I do try to take it in my stride that customers are simply like that, selfish. Even the nicest ones who you swear truly have a halo over their heads, they still live in a ‘me’ box most of the time, and I find that it’s always the one’s that ‘understand’ the most because they’ve ‘been there’ that need the urgent hobby craft item completed before the end of the day even though it may have taken them 20 years to complete the item in the first place.

I don’t miss working for a boss until such a time arrives that I am ill need a holiday or, well, pregnant!

Next rant- Feeling like a crap Mummy at the moment. I’m propping myself and little chicken in front of the television more and more, I have trouble cleaning up after her and finding the energy to organise things to do while it storms and blusters outside.

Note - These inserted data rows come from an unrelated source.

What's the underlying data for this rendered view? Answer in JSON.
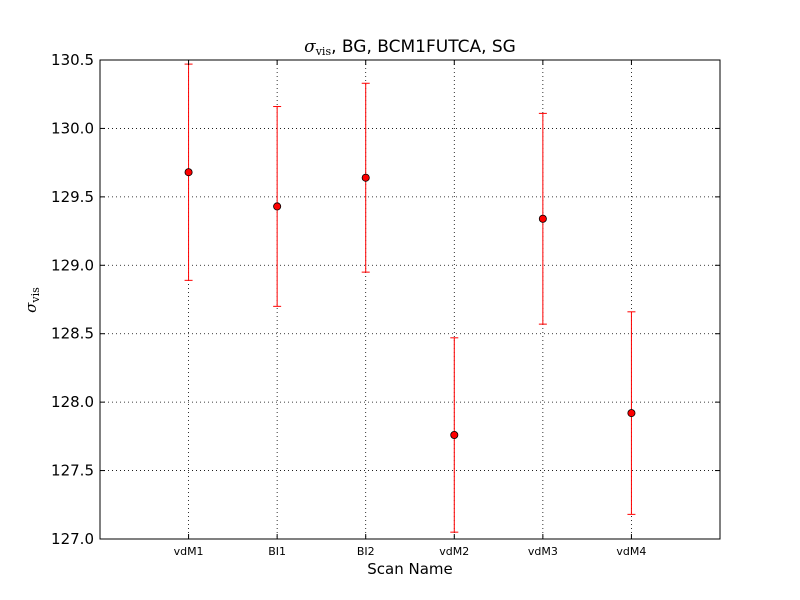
{
  "chart_data": {
    "type": "scatter",
    "title": {
      "symbol": "σ",
      "subscript": "vis",
      "rest": ", BG, BCM1FUTCA, SG"
    },
    "xlabel": "Scan Name",
    "ylabel": {
      "symbol": "σ",
      "subscript": "vis"
    },
    "categories": [
      "vdM1",
      "BI1",
      "BI2",
      "vdM2",
      "vdM3",
      "vdM4"
    ],
    "values": [
      129.68,
      129.43,
      129.64,
      127.76,
      129.34,
      127.92
    ],
    "yerr": [
      0.79,
      0.73,
      0.69,
      0.71,
      0.77,
      0.74
    ],
    "ylim": [
      127.0,
      130.5
    ],
    "yticks": [
      "127.0",
      "127.5",
      "128.0",
      "128.5",
      "129.0",
      "129.5",
      "130.0",
      "130.5"
    ],
    "grid": true,
    "marker_color": "#ff0000",
    "errorbar_color": "#ff0000",
    "marker_edge_color": "#000000"
  }
}
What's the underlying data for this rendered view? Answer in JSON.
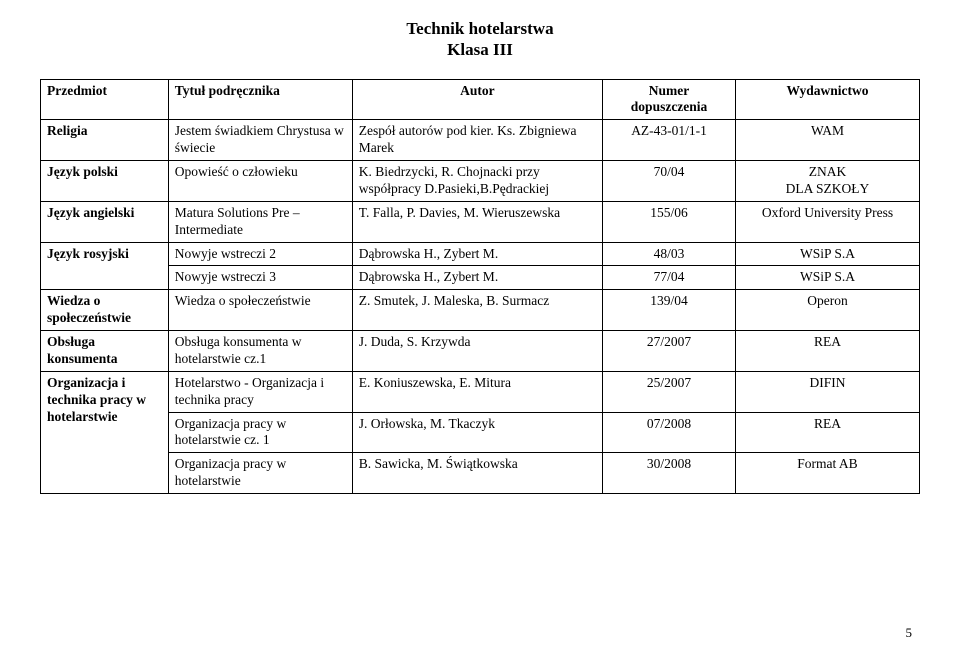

She loves to paint… for about five minutes then i’m on hands and knees helping her to clean it all up.  Then it’s Play Doh for another five minutes and we’re back at it again, picking up pieces of smooshed Doh from the catcher sheet. Cooking? If i’m in the mood to scrape up a dropped egg or overly enthusiastic flour mixture mixing debris. The park? Either sopping wet or i’m needed to “Push harder Mummy!” on the swing while my stomach muscles threaten to tear themselves from whatever insides they stick to currently, which is most likely my massive baby bubble. Poor little girl doesn’t understand. 😦

The main title rant is the gradually increasing painful places popping up like Berwick houses all over my body. Not contractions or anything wrong (I don’t think). The little guy is long, so he’s diving downwards which causes some bone grinding, and kicking upwards which has one of my ribs feeling a little less painless than it should, as though he’s testing out it’s flexibility. A mystery spot on my middle back pounds with pain all day also, i’m thinking another rib? Who knows. Poor miserable pregger chick. I would love someone to play with Sienna for me all day, but that would likely make my stupid brain feel worse, and some painkillers other than panadol would be JUUUUUST PEACHY!

I guess I should add the car-less situation to that list, but honestly, I don’t think i’m leaving this house much until the big day anyway.